Aset derivatif merupakan aset turunan yang diperdagangkan di pasar berjangka. Berbeda dengan saham, obligasi, dan reksadana, aset derivatif tidak memiliki wujud fisik secara langsung. Transaksi aset derivatif melibatkan jual beli aset berjamin dengan aset berjamin, yang sering disebut sebagai transaksi jual beli utang dengan utang.
Sementara saham, obligasi, dan reksadana merupakan instrumen pasar modal yang dibeli oleh investor untuk tujuan investasi. Dalam pasar modal, aset-aset tersebut memiliki underlying asset berupa aset produktif dan umumnya diperdagangkan di pasar modal.
Kontrak yang melibatkan transaksi aset derivatif disebut kontrak mendatang (future contract) dan diperdagangkan di future market. Pasar berjangka ini dapat melibatkan berbagai komoditas seperti minyak bumi, emas, gandum, hingga cryptocurrency.
Dalam konteks transaksi aset derivatif, perlu diperhatikan beberapa hal penting seperti kehalalan produk, penetapan harga yang jelas, serta menghindari praktik-praktik yang tidak sesuai dengan prinsip syariah seperti gharar, riba, dan ghabn.
Namun, perlu dicatat bahwa transaksi saham dan obligasi dalam pasar berjangka dapat meningkatkan risiko spekulasi dan kerugian yang tinggi. Oleh karena itu, sebaiknya para trader mempertimbangkan risiko dengan hati-hati sebelum melakukan transaksi di pasar derivatif.
Dalam transaksi forex sebagai komoditi, penting untuk memperhatikan apakah forex dianggap sebagai komoditas atau mata uang. Hal ini akan mempengaruhi jenis akad yang digunakan dalam transaksi tersebut.

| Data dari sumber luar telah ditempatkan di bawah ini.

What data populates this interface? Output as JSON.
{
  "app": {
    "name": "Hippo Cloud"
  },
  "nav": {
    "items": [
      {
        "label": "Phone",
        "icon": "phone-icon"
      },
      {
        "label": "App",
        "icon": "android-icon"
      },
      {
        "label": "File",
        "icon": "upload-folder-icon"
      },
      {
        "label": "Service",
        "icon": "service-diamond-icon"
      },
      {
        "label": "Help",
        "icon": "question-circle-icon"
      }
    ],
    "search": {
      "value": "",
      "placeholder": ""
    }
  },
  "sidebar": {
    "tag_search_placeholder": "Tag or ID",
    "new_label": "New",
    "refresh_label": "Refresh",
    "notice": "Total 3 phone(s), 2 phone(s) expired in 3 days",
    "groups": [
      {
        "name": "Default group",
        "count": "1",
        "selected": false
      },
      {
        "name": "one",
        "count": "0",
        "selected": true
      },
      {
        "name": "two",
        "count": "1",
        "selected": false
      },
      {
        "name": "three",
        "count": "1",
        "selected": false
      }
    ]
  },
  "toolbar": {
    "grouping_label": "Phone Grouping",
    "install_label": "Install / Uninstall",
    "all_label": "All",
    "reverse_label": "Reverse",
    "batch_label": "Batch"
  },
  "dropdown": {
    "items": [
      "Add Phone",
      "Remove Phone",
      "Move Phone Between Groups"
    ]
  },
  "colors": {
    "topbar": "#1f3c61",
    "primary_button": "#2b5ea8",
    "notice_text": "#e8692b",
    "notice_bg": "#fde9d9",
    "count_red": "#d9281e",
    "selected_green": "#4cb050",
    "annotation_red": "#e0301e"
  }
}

Dengan memahami karakteristik dan prinsip-prinsip transaksi aset derivatif dalam pasar keuangan Islam, diharapkan para pelaku pasar dapat melakukan transaksi secara syariah dan meminimalkan risiko yang mungkin timbul. Perkembangan lebih lanjut mengenai topik ini akan diulas dalam tulisan-tulisan mendatang.